Boquete is a rural town about 9 hours by car outside of Panama City. The closest airport is about 45 minutes away in the town of David. It is high elevation, wet and sunny with plenty of fog, especially during the rainy season. This climate is similar to Sri Lanka or the Nilgiri region of India. It is home to large number of coffee farms, most of them owned and run by Americans and Europeans, and a few by Panamanians. Kotowa Tours (aka Boquete Tree Trek) is a Panamanian company, with a Panamanian owner, that has been around for over 100 years. While their properties are for outdoor recreation, like zip lines and hiking, they are growing coffee, chocolate and tea there as well.

Octavian and Hillary in the tea fields looking at a young tea plant.

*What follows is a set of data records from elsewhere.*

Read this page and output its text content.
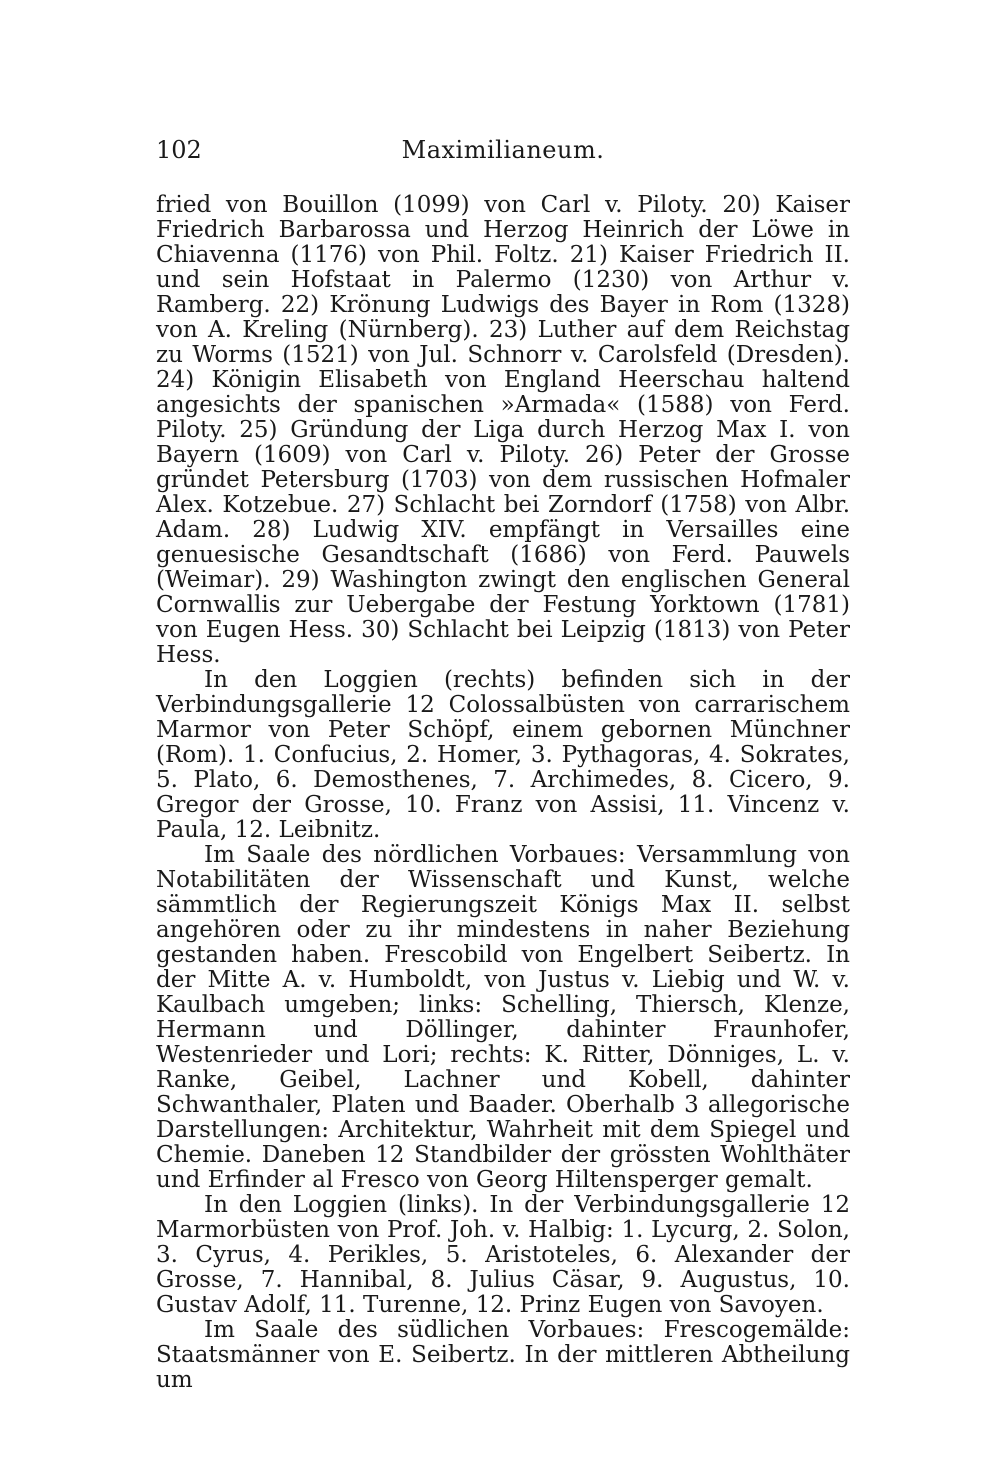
102	Maximilianeum.

fried von Bouillon (1099) von Carl v. Piloty. 20) Kaiser Friedrich Barbarossa und Herzog Heinrich der Löwe in Chiavenna (1176) von Phil. Foltz. 21) Kaiser Friedrich II. und sein Hofstaat in Palermo (1230) von Arthur v. Ramberg. 22) Krönung Ludwigs des Bayer in Rom (1328) von A. Kreling (Nürnberg). 23) Luther auf dem Reichstag zu Worms (1521) von Jul. Schnorr v. Carolsfeld (Dresden). 24) Königin Elisabeth von England Heerschau haltend angesichts der spanischen »Armada« (1588) von Ferd. Piloty. 25) Gründung der Liga durch Herzog Max I. von Bayern (1609) von Carl v. Piloty. 26) Peter der Grosse gründet Petersburg (1703) von dem russischen Hofmaler Alex. Kotzebue. 27) Schlacht bei Zorndorf (1758) von Albr. Adam. 28) Ludwig XIV. empfängt in Versailles eine genuesische Gesandtschaft (1686) von Ferd. Pauwels (Weimar). 29) Washington zwingt den englischen General Cornwallis zur Uebergabe der Festung Yorktown (1781) von Eugen Hess. 30) Schlacht bei Leipzig (1813) von Peter Hess.

In den Loggien (rechts) befinden sich in der Verbindungsgallerie 12 Colossalbüsten von carrarischem Marmor von Peter Schöpf, einem gebornen Münchner (Rom). 1. Confucius, 2. Homer, 3. Pythagoras, 4. Sokrates, 5. Plato, 6. Demosthenes, 7. Archimedes, 8. Cicero, 9. Gregor der Grosse, 10. Franz von Assisi, 11. Vincenz v. Paula, 12. Leibnitz.

Im Saale des nördlichen Vorbaues: Versammlung von Notabilitäten der Wissenschaft und Kunst, welche sämmtlich der Regierungszeit Königs Max II. selbst angehören oder zu ihr mindestens in naher Beziehung gestanden haben. Frescobild von Engelbert Seibertz. In der Mitte A. v. Humboldt, von Justus v. Liebig und W. v. Kaulbach umgeben; links: Schelling, Thiersch, Klenze, Hermann und Döllinger, dahinter Fraunhofer, Westenrieder und Lori; rechts: K. Ritter, Dönniges, L. v. Ranke, Geibel, Lachner und Kobell, dahinter Schwanthaler, Platen und Baader. Oberhalb 3 allegorische Darstellungen: Architektur, Wahrheit mit dem Spiegel und Chemie. Daneben 12 Standbilder der grössten Wohlthäter und Erfinder al Fresco von Georg Hiltensperger gemalt.

In den Loggien (links). In der Verbindungsgallerie 12 Marmorbüsten von Prof. Joh. v. Halbig: 1. Lycurg, 2. Solon, 3. Cyrus, 4. Perikles, 5. Aristoteles, 6. Alexander der Grosse, 7. Hannibal, 8. Julius Cäsar, 9. Augustus, 10. Gustav Adolf, 11. Turenne, 12. Prinz Eugen von Savoyen.

Im Saale des südlichen Vorbaues: Frescogemälde: Staatsmänner von E. Seibertz. In der mittleren Abtheilung um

Our tea tour began with a walk through the tea fields with Kotowa’s tea master in training, Octavian. Currently, plants cover less than 1 acre, but there is plenty of room to grow. The first of the tea plants went in 7 years ago and Octavian and his team of four other grounds keepers have been diligently collecting seeds and replanting every year progressing higher up the mountain. The plants are in beautiful shape, with just a few grasshoppers leaving an occasional bite mark on some of the leaves. The biggest “pests” are armadillos. They periodically burrow in to the ground near the roots killing a tea plant here and there. It was fitting to be climbing through the fields, only to be hit with incoming morning mountain fog and rain. The plants are truly in their perfect environment and their huge dark green leaves let you know it.

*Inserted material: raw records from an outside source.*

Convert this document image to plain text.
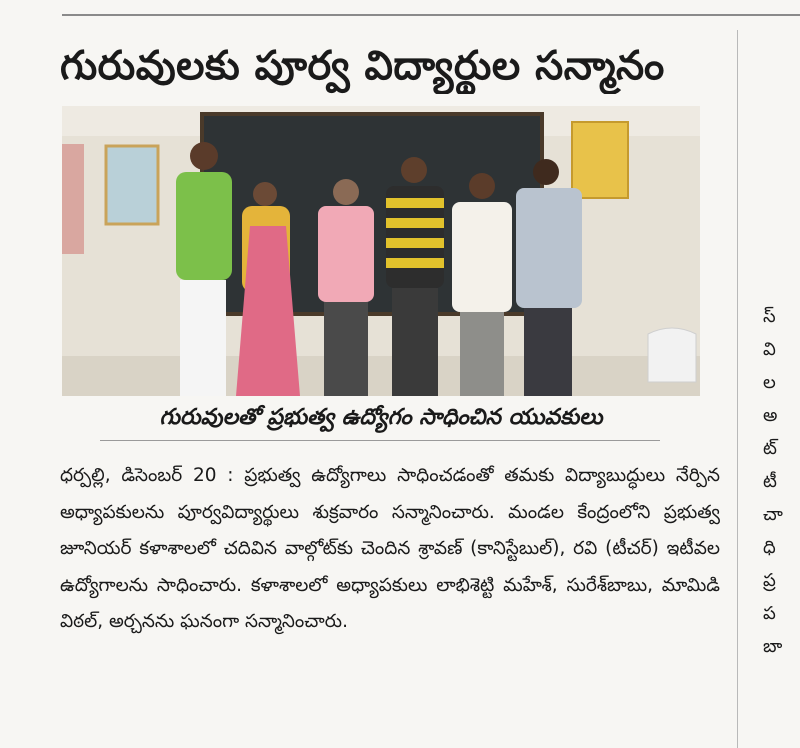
గురువులకు పూర్వ విద్యార్థుల సన్మానం
గురువులతో ప్రభుత్వ ఉద్యోగం సాధించిన యువకులు

ధర్పల్లి, డిసెంబర్ 20 : ప్రభుత్వ ఉద్యోగాలు సాధించడంతో తమకు విద్యాబుద్ధులు నేర్పిన అధ్యాపకులను పూర్వవిద్యార్థులు శుక్రవారం సన్మానించారు. మండల కేంద్రంలోని ప్రభుత్వ జూనియర్ కళాశాలలో చదివిన వాల్గోట్‌కు చెందిన శ్రావణ్ (కానిస్టేబుల్), రవి (టీచర్) ఇటీవల ఉద్యోగాలను సాధించారు. కళాశాలలో అధ్యాపకులు లాభిశెట్టి మహేశ్, సురేశ్‌బాబు, మామిడి విఠల్, అర్చనను ఘనంగా సన్మానించారు.

స్
వి
ల
అ
ట్
టీ
చా
ధి
ప్ర
ప
బా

Harvesting and Manufacturing Tea

The plants are so happy that Octavian and his team are harvesting roughly every 25 days, year round. Now, that is not unheard of in Sri Lanka, India and parts of Africa. So we posed the questions about which months produced the better tasting harvest. It was not surprising to hear the December-March produce a sweeter tea since those are the “dry” months in Panama.

The entire harvest and processing is done by 5 people. They are plucking, rolling and shaping the leaves by hand. With only an acre, their largest given harvest is only about 250 kg (roughly 550 lbs) at a time. That will become roughly 50 kg of finished product, which is only 110 pounds of tea. This is very manageable for a team of 5 people. From harvest to finished product, it is only 4 days, with most of the time spent waiting on the tea to dry.

The processing of the tea will likely change as the tea plants expand and there is more to harvest and produce. Plucking will remain by hand as the mountainside is too steep for machines. We had a good laugh about finding tea manufacturing machines with instructions in English\Spanish and available replacement parts in the Western Hemisphere – there aren’t any.

Cupping Panamanian Tea

Dried and twisted green tea leaves in a glass container

Kotowa is currently trying to make white, green, oolong and black tea. With the help of an experienced tea master from Taiwan, Octavian is playing with withering times, baking times, and steaming techniques. We had a great time talking about his lessons learned and where he thinks he will continue to play and fine tune flavor.

Given his tea master is Taiwanese, it was no shocker that the teas where lighter and smoother, mimicking Taiwanese tea. The green tea has a real chance of being a unique flavor profile, as they are steaming the green, which is causing it to taste and smell like the corn meal on the outside of a Panamanian tamale (this is a sweet vegetal taste because the tamales are steamed in banana leaf wrappers).

We expect Octavian will have success in making uniquely Panamanian tea and wish him the best of luck!